The main source of vitamin D for Australians is exposure to sunlight. Thus, levels of serum 25-hydroxyvitamin D3, the indicator of vitamin D status, vary according to the season and are lower at the end of winter.
In Australia and New Zealand, the prevalence of vitamin D deficiency varies, but is acknowledged to be much higher than previously thought. One study found marginal deficiency in 23% of women, and another frank deficiency in 80% of dark-skinned and veiled women. The groups at greatest risk of vitamin D deficiency in Australia are dark-skinned and veiled women (particularly in pregnancy), their infants, and older persons living in residential care.
Only a few foods (eg, fish with a high fat content) contain significant amounts of vitamin D. In Australia, margarine and some milk and milk products are currently fortified with vitamin D.

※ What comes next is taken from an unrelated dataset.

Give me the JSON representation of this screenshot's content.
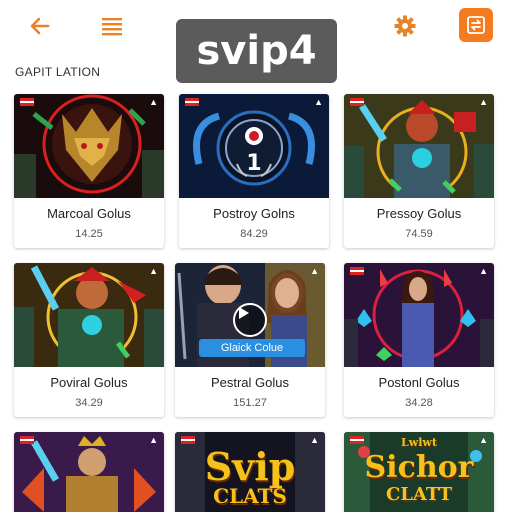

The average estimated dietary intake of vitamin D for men is 2.6–3.0 µg/day and for women is 2.0–2.2 µg/day. The estimated dietary requirement of vitamin D is at least 5.0 µg/day and may be higher for older people.
Adequate intake of vitamin D is unlikely to be achieved through dietary means, particularly in the groups at greatest risk, although vitamin D-fortified foods may assist in maintaining vitamin D status in the general population.
An appropriate health message for vitamin D needs to balance the need for sunshine against the risk of skin cancer.